Die spezielle Bedeutung von Art. 3 Abs. 2 GG neben Art. 3 Abs. 3 GG war lange Zeit unklar. Das Bundesverfassungsgericht betrachtete beide Gleichheitsgebote bis 1991 als gleichbedeutend. Beide seien Differenzierungsverbote, die lediglich eine besondere Rechtfertigung verlangten. Erstmals in der Entscheidung zum Nachtarbeitsverbot betonte es den Unterschied: Art. 3 Abs. 2 GG weise einen "über das Diskriminierungsverbot des Art. 3 Abs. 3 GG hinausreichende[n] Regelungsgehalt" auf, der darin bestehe, dass er ein Gleichberechtigungsgebot aufstelle und dieses auch auf die gesellschaftliche Wirklichkeit erstrecke. "Der Satz Männer und Frauen sind gleichberechtigt‘ will nicht nur Rechtsnormen beseitigen, die Vor- oder Nachteile an Geschlechtsmerkmale anknüpfen, sondern für die Zukunft die Gleichberechtigung der Geschlechter durchsetzen. Er zielt auf Angleichung der Lebensverhältnisse … Überkommene Rollenverteilungen … dürfen durch staatliche Maßnahmen nicht verfestigt werden. Faktische Nachteile, die typischerweise Frauen treffen, dürfen … durch begünstigende Regelungen ausgeglichen werden".[1] Dieser Regelungsgehalt wird durch die Verfassungsänderung und die Anfügung des Satzes 2 noch unterstrichen.[2]

Diese Entwicklung von Art. 3 Abs. 2 GG zeigt, dass Gleichbehandlung allein als Begriff nicht ausreicht, um den verschiedenen Dimensionen der Gleichberechtigungsproblematik gerecht zu werden: Nach dem allgemeinen Gleichheitssatz des Art. 3 Abs. 1 GG ist zunächst Gleiches gleich zu behandeln, soweit es gleich ist. Dieser allgemeine Gleichheitssatz beinhaltet ein Gleichbehandlungsgebot. Art. 3 Abs. 3 GG ergänzt dieses Gebot. Die dort genannten Merkmale dürfen nicht als Rechtfertigung einer Ungleichbehandlung dienen. Diese speziellen Gleichheitssätze werden auch Diskriminierungsverbote genannt. Wie der allgemeine Gleichheitssatz gewährleisten Diskriminierungsverbote lediglich die Anwendung einer bereits gesetzten Norm oder Leistung auf eine von ihr ausgeschlossene Gruppe. Dennoch sind Diskriminierungsverbote keine "Gleichstellungsverpflichtungen". Denn dieser Begriff wird im deutschen Rechtssystem für Maßnahmen verwendet, die sich nicht darauf beschränken, lediglich den Anwendungsbereich einer gegebenen Norm auszudehnen, sondern die neue Rechte schaffen, die dem Zweck der Gleichberechtigung oder Gleichstellung dienen.

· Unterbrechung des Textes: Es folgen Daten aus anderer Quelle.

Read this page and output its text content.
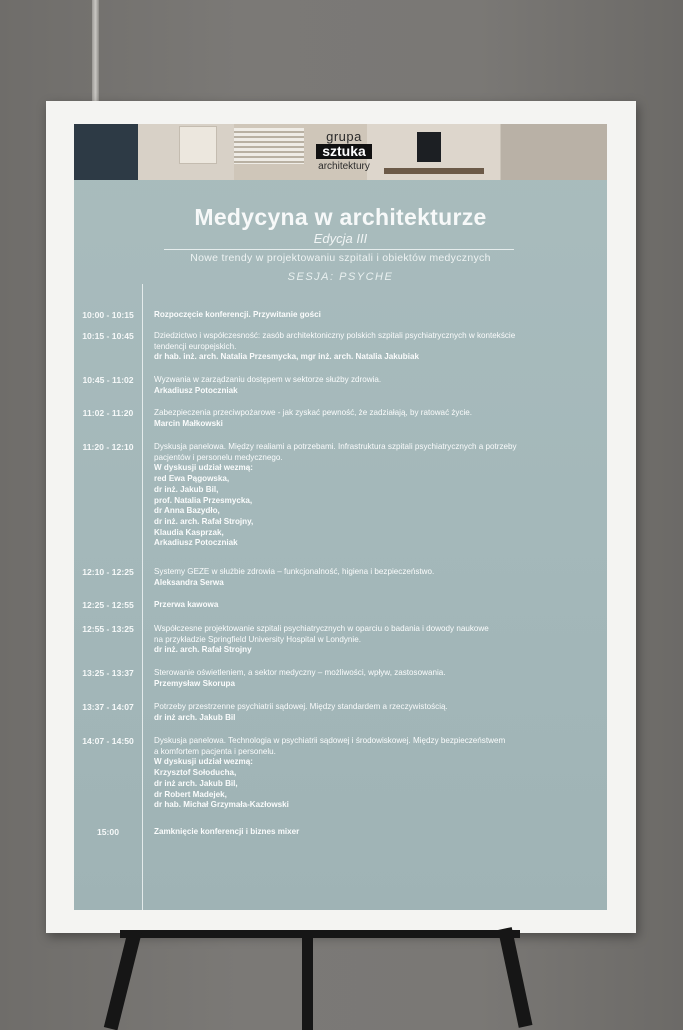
grupa
sztuka
architektury
Medycyna w architekturze
Edycja III
Nowe trendy w projektowaniu szpitali i obiektów medycznych
SESJA: PSYCHE
10:00 - 10:15	Rozpoczęcie konferencji. Przywitanie gości
10:15 - 10:45	Dziedzictwo i współczesność: zasób architektoniczny polskich szpitali psychiatrycznych w kontekście
tendencji europejskich.
dr hab. inż. arch. Natalia Przesmycka, mgr inż. arch. Natalia Jakubiak
10:45 - 11:02	Wyzwania w zarządzaniu dostępem w sektorze służby zdrowia.
Arkadiusz Potoczniak
11:02 - 11:20	Zabezpieczenia przeciwpożarowe - jak zyskać pewność, że zadziałają, by ratować życie.
Marcin Małkowski
11:20 - 12:10	Dyskusja panelowa. Między realiami a potrzebami. Infrastruktura szpitali psychiatrycznych a potrzeby
pacjentów i personelu medycznego.
W dyskusji udział wezmą:
red Ewa Pągowska,
dr inż. Jakub Bil,
prof. Natalia Przesmycka,
dr Anna Bazydło,
dr inż. arch. Rafał Strojny,
Klaudia Kasprzak,
Arkadiusz Potoczniak
12:10 - 12:25	Systemy GEZE w służbie zdrowia – funkcjonalność, higiena i bezpieczeństwo.
Aleksandra Serwa
12:25 - 12:55	Przerwa kawowa
12:55 - 13:25	Współczesne projektowanie szpitali psychiatrycznych w oparciu o badania i dowody naukowe
na przykładzie Springfield University Hospital w Londynie.
dr inż. arch. Rafał Strojny
13:25 - 13:37	Sterowanie oświetleniem, a sektor medyczny – możliwości, wpływ, zastosowania.
Przemysław Skorupa
13:37 - 14:07	Potrzeby przestrzenne psychiatrii sądowej. Między standardem a rzeczywistością.
dr inż arch. Jakub Bil
14:07 - 14:50	Dyskusja panelowa. Technologia w psychiatrii sądowej i środowiskowej. Między bezpieczeństwem
a komfortem pacjenta i personelu.
W dyskusji udział wezmą:
Krzysztof Sołoducha,
dr inż arch. Jakub Bil,
dr Robert Madejek,
dr hab. Michał Grzymała-Kazłowski
15:00	Zamknięcie konferencji i biznes mixer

Ein weiteres Koordinationsproblem ergibt sich aus dem Recht der EU. Art. 141 EG (früher 119 EGV) verpflichtet die Mitgliedstaaten auf den Grundsatz des gleichen Entgelts für gleiche Arbeit (dazu näher unter Gleiches Entgelt für Männer und Frauen). Darüber hinaus enthalten zahlreiche Richtlinien Verbote der unmittelbaren und mittelbaren Diskriminierung von Männern und Frauen im Erwerbsleben. Für deren Auslegung ist der Europäische Gerichtshof zuständig, der bereits eine umfangreiche Rechtsprechung entwickelt hat. Sie bindet die Gerichte der Mitgliedstaaten. Damit ist auch Art. 3 Abs. 2 GG "gemeinschaftsfreundlich" auszulegen. Im europäischen Kontext hat sich der Begriff Antidiskriminierung eingebürgert.

 
Praxis-Tipp

Man sollte In Bezug auf die Gleichberechtigungsfrage besonderen Wert auf die präzise Begriffsbildung legen. Gleichbehandlungsgebote oder Diskriminierungsverbote haben die Anwendung einer bereits gesetzten Norm auf die sachwidrig (oder willkürlich) ausgeschlossene Gruppe zum Ziel. Gleichstellungsgebote und Frauenfördergesetze sollen neue Rechte schaffen, die der Gleichberechtigung in der gesellschaftlichen Wirklichkeit dienen.

[2] Wohl str. siehe ErfKo/Dieterich, a.a.O. (Fn. 2), Rn. 85.